By Sten Westgard on Tuesday, 23 December 2008
Category: CLIA

Comments on "HbA1c for screening and diagnosis of diabetes?"

By Sten Westgard, MS

Dr. Westgard's recent essay on HbA1c for screening and diagnosis of diabetes and an accompanying post generated an interesting reply. Offered here in its entirety:

Jim, Sten,
 
I would like to comment on your article on HbA1c for screening and Diagnosis.  First, the comment by Sten that the tighter CAP criteria are not addressing the issue of bias.  It does indeed address both bias and imprecision because the CAP is using an accuracy base - the NGSP assigned values.  So if a method is either biased from NGSP or shows variability within or between labs, this will decrease the lab's chances of passing.  The CAP no longer uses peer group grading for HbA1c. 
 
I'm not sure what you mean by "scientific marketing" and if this should be taken as a negative comment.  Sure manufacturers would like to see HbA1c used for screening since this would increase use of the test.  But use of HbA1c for screening has been discussed for a long time and the discussion is based on very sound arguments.
 
The main reason to use HbA1c rather than fasting glucose is not for "convenience of any particular group".  It, in fact, will get people screened and diagnosed that may not otherwise be diagnosed.  There is still a large group of people who have undiagnosed diabetes.  This is why so many people (25% of those diagnosed) have complications at the time of diagnosis!  Using HbA1c will allow screening and/or diagnosis more readily e.g. at regular doctors' appointments where patients usually don't come fasting.  Furthermore, many physicians already use HbA1c but there are no specified cutoffs so it's hard to know exactly how it is being used and it may not be used appropriately. 
 
Another drawback of fasting glucose is that it has a large (much larger than HbA1c) biological variability.  And measurement of glucose isn't perfect either.
 
The screening cuoff for HbA1c of 6% is equivalent to 125 mg/dL AVERAGE GLUCOSE, not fasting glucose.  The equation (eAG =28.7*HbA1c-46.7) gives you a mean blood glucose, not fasting.   You can't easily equate a patients mean glucose with his or her fasting.
 
And I disagree that discussions of using HbA1c for diagnosis/screening are guided by market forces and not quality of care.  The main goal is to get more people with undiagnosed diabetes diagnosed.  It is not for the pockets of manufacturers or scientists. 
 
Randie
 

Randie R. Little, Ph.D.

NGSP Network Coordinator

Co-Director Diabetes Diagnostic Laboratory

Depts.

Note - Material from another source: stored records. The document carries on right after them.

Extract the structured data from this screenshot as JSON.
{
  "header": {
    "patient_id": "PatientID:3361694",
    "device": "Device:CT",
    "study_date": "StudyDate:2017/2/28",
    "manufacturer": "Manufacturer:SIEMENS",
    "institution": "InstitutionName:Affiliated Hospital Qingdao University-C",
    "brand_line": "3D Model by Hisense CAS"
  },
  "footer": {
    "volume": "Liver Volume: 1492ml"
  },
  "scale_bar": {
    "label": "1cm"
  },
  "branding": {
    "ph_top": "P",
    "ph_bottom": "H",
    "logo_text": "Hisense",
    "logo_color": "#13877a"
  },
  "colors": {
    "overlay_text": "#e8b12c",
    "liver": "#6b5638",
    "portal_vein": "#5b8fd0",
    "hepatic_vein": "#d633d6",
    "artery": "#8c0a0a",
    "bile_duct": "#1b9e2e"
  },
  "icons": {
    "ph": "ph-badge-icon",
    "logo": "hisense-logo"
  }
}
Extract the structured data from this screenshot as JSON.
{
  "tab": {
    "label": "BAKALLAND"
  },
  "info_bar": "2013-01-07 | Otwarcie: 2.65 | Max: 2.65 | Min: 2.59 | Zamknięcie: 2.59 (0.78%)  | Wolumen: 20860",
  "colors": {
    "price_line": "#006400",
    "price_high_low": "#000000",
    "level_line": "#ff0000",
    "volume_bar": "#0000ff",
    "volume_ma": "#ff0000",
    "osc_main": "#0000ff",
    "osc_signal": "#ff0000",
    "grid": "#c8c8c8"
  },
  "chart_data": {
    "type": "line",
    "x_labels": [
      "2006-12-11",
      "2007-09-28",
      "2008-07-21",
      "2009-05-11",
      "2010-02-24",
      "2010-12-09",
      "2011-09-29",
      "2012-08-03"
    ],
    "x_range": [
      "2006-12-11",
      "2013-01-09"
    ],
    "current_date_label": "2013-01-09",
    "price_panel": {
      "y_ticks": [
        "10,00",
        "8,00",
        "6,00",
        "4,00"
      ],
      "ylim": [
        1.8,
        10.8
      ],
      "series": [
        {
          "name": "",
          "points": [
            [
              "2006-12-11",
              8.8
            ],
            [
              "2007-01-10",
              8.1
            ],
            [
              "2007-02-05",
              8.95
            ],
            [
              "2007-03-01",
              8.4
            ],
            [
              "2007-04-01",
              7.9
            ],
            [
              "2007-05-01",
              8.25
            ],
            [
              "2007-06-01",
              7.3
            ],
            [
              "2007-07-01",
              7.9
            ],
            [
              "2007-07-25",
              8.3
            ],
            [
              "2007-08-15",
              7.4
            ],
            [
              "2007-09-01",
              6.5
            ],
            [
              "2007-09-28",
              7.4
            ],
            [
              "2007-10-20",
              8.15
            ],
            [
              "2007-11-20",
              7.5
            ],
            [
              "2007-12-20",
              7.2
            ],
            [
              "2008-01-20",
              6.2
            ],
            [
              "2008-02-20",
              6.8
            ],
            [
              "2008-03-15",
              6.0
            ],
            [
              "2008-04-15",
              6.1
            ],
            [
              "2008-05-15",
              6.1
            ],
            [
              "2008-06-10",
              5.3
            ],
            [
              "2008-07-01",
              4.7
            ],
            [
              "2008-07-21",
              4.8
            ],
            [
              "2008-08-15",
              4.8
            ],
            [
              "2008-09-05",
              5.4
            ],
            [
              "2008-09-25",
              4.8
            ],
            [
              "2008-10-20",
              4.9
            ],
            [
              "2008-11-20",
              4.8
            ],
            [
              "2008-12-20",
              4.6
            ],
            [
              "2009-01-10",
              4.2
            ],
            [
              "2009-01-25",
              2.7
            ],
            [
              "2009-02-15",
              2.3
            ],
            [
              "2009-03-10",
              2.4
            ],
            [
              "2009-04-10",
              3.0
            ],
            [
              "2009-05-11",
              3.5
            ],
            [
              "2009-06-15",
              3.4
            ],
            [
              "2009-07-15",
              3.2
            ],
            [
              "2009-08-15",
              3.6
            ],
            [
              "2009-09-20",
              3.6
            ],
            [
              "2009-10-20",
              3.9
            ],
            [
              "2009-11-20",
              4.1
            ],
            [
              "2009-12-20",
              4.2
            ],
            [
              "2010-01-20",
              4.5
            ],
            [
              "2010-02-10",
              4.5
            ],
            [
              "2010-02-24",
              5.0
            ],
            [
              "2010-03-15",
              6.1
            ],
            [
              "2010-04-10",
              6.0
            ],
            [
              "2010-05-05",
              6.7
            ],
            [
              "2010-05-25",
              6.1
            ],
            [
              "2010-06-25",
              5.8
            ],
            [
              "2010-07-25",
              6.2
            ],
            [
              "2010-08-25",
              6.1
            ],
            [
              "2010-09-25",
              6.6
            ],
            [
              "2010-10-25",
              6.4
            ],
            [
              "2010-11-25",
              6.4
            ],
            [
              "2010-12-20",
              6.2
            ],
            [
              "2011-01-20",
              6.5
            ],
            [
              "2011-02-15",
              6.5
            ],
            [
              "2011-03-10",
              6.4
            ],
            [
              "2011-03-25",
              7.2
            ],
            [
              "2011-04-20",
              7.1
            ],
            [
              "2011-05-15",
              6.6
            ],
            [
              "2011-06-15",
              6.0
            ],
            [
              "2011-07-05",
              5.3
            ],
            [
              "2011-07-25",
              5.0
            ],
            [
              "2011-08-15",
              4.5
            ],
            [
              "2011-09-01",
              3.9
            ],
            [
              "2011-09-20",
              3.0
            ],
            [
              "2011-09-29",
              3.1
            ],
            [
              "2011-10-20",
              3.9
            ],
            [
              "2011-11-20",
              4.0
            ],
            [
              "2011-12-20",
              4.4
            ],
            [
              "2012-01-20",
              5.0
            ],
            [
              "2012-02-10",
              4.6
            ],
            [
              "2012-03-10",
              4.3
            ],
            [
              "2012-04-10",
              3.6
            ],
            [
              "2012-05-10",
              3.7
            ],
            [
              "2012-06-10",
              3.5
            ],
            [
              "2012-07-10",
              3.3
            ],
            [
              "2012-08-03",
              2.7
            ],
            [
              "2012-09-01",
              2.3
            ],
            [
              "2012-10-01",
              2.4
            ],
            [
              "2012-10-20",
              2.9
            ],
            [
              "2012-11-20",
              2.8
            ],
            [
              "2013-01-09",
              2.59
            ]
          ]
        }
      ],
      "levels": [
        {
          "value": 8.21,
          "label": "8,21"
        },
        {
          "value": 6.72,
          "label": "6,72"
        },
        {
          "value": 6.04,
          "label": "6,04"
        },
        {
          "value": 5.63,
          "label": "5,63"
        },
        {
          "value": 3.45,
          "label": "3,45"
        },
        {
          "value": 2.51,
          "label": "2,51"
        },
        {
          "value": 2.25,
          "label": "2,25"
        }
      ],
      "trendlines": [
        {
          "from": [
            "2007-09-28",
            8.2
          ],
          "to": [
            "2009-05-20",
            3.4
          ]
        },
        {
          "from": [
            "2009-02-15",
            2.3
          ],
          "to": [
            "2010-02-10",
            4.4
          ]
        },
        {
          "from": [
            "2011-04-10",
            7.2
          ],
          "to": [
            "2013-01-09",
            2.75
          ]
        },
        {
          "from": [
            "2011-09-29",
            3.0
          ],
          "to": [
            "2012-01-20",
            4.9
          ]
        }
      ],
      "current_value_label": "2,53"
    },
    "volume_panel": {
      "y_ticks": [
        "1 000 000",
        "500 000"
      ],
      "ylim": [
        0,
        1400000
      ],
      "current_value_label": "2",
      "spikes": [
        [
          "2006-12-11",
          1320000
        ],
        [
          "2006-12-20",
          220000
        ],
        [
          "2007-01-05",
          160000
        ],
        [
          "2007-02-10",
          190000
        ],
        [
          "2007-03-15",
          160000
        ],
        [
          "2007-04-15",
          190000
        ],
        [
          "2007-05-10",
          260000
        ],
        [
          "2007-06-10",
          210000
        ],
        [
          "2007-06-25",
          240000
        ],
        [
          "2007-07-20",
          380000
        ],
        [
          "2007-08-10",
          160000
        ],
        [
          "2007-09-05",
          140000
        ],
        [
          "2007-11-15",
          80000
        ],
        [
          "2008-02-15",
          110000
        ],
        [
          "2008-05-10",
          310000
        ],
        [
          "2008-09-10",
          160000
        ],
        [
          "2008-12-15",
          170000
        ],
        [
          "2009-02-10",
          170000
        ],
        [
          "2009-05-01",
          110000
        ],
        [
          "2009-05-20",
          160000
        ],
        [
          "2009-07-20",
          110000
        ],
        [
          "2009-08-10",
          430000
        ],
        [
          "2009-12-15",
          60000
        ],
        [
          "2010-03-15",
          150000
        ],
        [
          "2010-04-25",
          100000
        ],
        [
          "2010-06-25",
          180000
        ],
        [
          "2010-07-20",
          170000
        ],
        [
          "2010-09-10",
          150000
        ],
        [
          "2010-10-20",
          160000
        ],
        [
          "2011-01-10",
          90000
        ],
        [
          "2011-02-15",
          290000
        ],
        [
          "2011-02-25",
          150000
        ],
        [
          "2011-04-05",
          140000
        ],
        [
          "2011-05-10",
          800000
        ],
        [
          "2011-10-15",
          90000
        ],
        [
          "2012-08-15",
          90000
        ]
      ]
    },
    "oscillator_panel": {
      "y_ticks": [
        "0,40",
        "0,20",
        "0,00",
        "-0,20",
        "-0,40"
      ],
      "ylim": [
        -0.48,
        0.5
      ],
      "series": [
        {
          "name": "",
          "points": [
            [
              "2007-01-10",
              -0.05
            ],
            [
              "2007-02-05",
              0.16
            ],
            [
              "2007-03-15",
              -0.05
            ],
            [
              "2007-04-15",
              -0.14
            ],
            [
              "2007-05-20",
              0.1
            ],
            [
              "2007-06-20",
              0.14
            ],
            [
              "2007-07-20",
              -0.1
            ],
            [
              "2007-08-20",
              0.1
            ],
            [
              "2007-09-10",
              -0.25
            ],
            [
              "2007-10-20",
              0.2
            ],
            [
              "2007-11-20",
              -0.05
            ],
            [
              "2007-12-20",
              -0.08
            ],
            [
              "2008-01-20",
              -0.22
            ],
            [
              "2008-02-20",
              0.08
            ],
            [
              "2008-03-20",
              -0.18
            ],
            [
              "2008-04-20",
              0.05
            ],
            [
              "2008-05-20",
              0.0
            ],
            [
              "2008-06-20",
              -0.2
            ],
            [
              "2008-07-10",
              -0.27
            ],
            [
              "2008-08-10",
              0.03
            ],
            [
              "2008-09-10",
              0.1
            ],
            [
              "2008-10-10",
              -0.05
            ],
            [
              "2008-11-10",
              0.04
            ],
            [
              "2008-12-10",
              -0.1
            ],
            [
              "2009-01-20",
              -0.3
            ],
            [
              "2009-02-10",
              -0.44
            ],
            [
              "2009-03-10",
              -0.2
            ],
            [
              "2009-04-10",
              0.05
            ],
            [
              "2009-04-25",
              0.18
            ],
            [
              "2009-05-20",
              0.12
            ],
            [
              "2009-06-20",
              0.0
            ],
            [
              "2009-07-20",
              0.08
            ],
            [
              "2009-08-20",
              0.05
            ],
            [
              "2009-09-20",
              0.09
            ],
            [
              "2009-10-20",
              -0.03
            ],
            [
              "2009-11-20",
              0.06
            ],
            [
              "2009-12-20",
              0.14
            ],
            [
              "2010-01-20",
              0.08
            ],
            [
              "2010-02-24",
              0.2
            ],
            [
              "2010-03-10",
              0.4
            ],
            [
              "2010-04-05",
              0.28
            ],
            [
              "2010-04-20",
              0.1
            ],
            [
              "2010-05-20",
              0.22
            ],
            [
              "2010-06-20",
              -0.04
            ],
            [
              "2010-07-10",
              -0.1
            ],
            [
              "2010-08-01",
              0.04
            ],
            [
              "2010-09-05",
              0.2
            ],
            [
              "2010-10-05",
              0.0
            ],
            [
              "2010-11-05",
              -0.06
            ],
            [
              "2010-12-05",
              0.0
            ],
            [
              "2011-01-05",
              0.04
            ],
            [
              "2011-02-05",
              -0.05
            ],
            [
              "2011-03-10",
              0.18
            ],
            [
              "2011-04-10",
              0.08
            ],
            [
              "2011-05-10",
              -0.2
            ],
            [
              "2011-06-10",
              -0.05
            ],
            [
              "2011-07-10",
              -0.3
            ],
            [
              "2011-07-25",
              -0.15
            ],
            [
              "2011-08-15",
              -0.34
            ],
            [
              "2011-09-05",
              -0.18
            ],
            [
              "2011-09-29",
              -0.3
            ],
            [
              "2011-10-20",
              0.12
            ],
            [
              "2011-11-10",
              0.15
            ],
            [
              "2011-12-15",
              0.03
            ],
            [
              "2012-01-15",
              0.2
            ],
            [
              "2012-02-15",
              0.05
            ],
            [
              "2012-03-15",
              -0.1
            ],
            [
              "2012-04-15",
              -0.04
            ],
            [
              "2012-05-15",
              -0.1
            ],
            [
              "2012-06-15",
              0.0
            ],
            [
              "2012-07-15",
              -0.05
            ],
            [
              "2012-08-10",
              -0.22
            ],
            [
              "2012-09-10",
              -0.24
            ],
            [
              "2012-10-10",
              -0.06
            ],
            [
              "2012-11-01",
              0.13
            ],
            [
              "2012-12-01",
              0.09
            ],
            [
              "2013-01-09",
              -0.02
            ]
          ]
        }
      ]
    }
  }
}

Of Pathology & Anatomical Sciences and Child Health
University of Missouri School of Medicine
Columbia Missouri


Just to be clear, we meant no disrespect of the NGSP efforts in either the essay or the post. Indeed, they are doing far more to improve quality than most other organizations of a similar nature.

As they say, it's important to be able to disagree without being disagreeable. We welcome feedback, comments, and different points of view.